Jiwa dan raga, dua hal yang sering masuk-keluar gendang
telinga. Tapi lebih dari itu, manusia tak hanya punya keduanya, karena
diciptakan manusia itu multi dimensi. Anggap lukisan dua dimensi, patung tiga
dimensi, maka manusia ribuan dimensi. Yang menyebabkan manusia berubah tak
beraturan sewaktu-waktu juga karena itu. Manusia adalah ribuan jiwa dalam satu
raga, maka tak mungkin menjadi baik tanpa menjadi jahat. Yang ada hanya menjadi
baik untuk menutupi yang jahat, yang mengendap mengintip dari balik dinding
jiwa. Selama putih kuat, maka hitam larut dalam abu-abu.

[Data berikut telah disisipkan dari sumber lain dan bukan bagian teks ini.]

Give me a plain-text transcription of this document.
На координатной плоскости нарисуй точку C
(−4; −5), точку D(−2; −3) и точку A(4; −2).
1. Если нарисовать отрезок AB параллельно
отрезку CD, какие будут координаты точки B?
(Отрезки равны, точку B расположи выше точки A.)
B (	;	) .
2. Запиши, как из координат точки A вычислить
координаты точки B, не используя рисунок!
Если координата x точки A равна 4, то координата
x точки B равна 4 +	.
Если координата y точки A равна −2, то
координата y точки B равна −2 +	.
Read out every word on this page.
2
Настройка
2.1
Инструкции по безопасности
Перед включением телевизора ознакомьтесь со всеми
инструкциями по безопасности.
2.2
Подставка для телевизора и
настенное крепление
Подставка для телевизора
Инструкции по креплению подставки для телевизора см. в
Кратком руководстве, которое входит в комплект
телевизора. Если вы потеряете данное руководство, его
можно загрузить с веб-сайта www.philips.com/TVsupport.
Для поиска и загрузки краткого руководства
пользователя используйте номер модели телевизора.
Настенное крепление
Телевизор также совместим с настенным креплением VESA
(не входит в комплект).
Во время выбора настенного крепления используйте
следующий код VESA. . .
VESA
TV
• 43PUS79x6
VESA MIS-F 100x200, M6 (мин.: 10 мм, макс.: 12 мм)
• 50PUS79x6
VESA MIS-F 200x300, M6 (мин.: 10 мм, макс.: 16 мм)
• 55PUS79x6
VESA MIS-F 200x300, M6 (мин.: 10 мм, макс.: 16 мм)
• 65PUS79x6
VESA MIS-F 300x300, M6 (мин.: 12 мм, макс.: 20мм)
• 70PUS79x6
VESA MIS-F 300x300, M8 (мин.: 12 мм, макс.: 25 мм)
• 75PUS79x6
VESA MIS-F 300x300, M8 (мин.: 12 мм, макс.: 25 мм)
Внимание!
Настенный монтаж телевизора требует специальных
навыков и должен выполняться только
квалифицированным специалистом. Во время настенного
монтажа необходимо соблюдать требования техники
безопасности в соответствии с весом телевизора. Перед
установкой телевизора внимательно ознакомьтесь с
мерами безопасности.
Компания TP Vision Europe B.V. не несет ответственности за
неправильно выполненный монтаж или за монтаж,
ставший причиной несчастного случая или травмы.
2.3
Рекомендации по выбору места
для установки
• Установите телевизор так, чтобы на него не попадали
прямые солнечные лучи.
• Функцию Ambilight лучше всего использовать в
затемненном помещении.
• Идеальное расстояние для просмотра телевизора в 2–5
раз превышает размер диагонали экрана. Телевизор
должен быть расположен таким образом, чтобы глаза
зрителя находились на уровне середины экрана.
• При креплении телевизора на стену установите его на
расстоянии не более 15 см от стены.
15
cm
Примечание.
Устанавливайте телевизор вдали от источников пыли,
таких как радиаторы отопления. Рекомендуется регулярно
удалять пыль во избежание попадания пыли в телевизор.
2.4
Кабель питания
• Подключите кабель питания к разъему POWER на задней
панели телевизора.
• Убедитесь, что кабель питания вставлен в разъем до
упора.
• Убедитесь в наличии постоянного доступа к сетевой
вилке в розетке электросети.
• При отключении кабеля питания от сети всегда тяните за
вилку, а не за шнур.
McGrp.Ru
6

Jiwa merasa kalau jasad hanya alat, seperti virus dengan
inangnya. Dan bukan berarti jiwa berbentuk layaknya jasad. Entah sebenarnya segitiga,
empat, lima, atau banyak sembarang. Yang pasti jiwa akan berwarna dua: putih
dan hitam, baik dan buruk, benar dan salah. Keduanya pun samar-samar. Ketika
kita tertarik mempersoalkan keduanya, sama saja kita membenturkan kepala ke
tembok bernama “tiada akhir”. Karena itu, keduanya sengaja dibiarkan Tuhan
samar-samar. Apa yang benar belum tentu benar, pun yang salah belum tentu
salah. Untuk membedakan keduanya ke gradien yang paling jelas perlu puasa tujuh
turunan (bukan tidak mungkin) dan tapi membedakan keduanya tak lantas menjadi
pondasi gerak selanjutnya. Hidup manusia bukan konstanta seperti alur yang maju
dan sedikit menengok spion sejarah kadang-kadang.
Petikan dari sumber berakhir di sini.